As rest of U.S. baked, Northwest sat under damp blanket of clouds
A hot July also contributed to the warmest 12-month period ever recorded in the U.S., statistics showed.
The New York Times
It may come as little surprise to the nation's corn farmers or resort operators, but the official statistics are in: July was the hottest month in the Lower 48 states since the government began keeping temperature records in 1895.
The average temperature last month was 77.6 degrees — 3.3 degrees above the average 20th-century temperature, the National Oceanic and Atmospheric Administration reported Wednesday. July thereby dethroned the record of 77.4 degrees set in July 1936, the agency said.
Warmer-than-average temperatures gripped much of the country last month, with the biggest departures from the 20th-century average reported across most of the Plains, in the Midwest and along the Eastern Seaboard, the agency's report said. Virginia had its warmest July on record, with the average temperature 4 degrees above the norm, it added.
But as the rest of the country baked, much of the West Coast sat under a cool, damp blanket of clouds, and July's mean temperature in the Seattle-Tacoma area was 64.3 degrees. While gray skies are a byproduct of living close to the sea, University of Washington meteorologist Cliff Mass explained that our cloudy layer could become more pronounced as the globe warms.

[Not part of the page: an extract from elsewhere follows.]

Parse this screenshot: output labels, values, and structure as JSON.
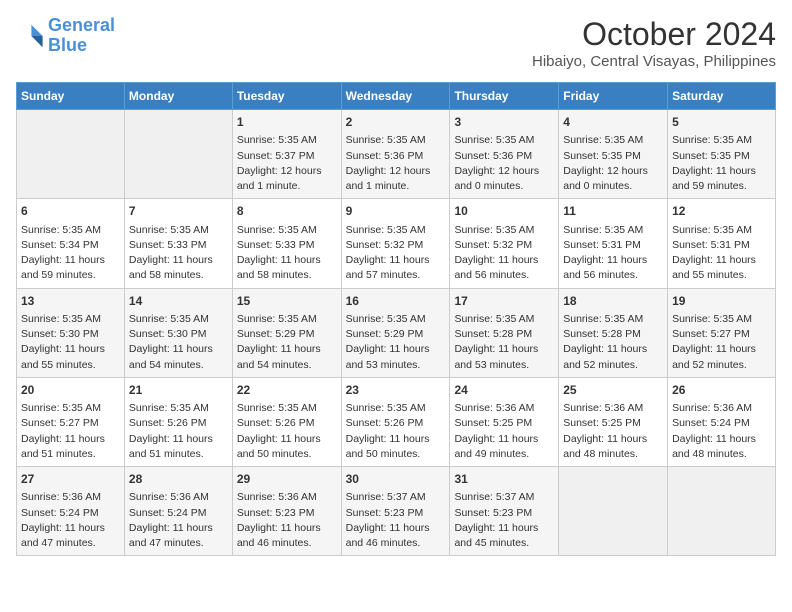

"Our simulations show we could have more of these low clouds in the spring and summer," he said.
A hot July also contributed to the warmest 12-month period ever recorded in the U.S., the statistics showed.
NOAA climatologists noted that by the end of the month, about 63 percent of the nation was experiencing drought conditions, which contributed to the high temperatures.
"July was a pretty interesting month because there were two different things at play," Jake Crouch, a climatologist at the agency's National Climatic Data Center in Asheville, N.C., said in an interview. "We saw very warm daytime temperatures over a large part of the country related to the ongoing drought, just as in 1936. When soils are dry, especially during the summer, it drives the daytime temperatures up. But this is a very local effect.
"On the other side, at the national level, we have also seen very warm nighttime temperatures, and that is part of a long-term trend we've seen across the contiguous U.S. over the past several decades. The hotter days increase the amount of moisture the lower atmosphere can hold, and this means it doesn't cool off as much at night anymore."
"This clearly shows a longer-term warming trend in the U.S., not just one really hot month," Crouch said.
Asked whether the July heat record was linked to rising atmospheric concentrations of greenhouse gases, Crouch said, he could not draw that conclusion.
But the new records are certain to contribute to the debate over whether some of the recent weather extremes in the U.S. and elsewhere, from tropical storms to droughts, can be directly attributed to human-induced global warming.
A prominent NASA scientist, James Hansen, reported in a journal article published Monday that recent extremes of hot weather have been so pronounced that scientists can say with near-certainty that events like the Russian heat wave of 2010 or the Texas heat wave of 2011 would not have happened unless global warming was under way.
While some scientists praised his results, others argued that the evidence was still insufficient for attributing a specific heat wave or storm to climate change.
A vast majority of scientists agree that such events will become ever more common as the planet warms, however.
In the U.S., the only hope for substantial relief from warmer-than-average temperatures in the coming weeks and months would be a striking atmospheric change, like the development this autumn of the weather pattern known as El Niño or a tropical cyclone that moves into the central part of the country from the Gulf of Mexico, scientists said Wednesday.
Last week, more than half of all U.S. counties — 1,584 in 32 states — were listed by the U.S. Department of Agriculture as primary disaster areas this growing season, the vast majority of them mired in the worst drought in decades.
Additional information from Seattle Times archives and the National Weather Service is included in this report.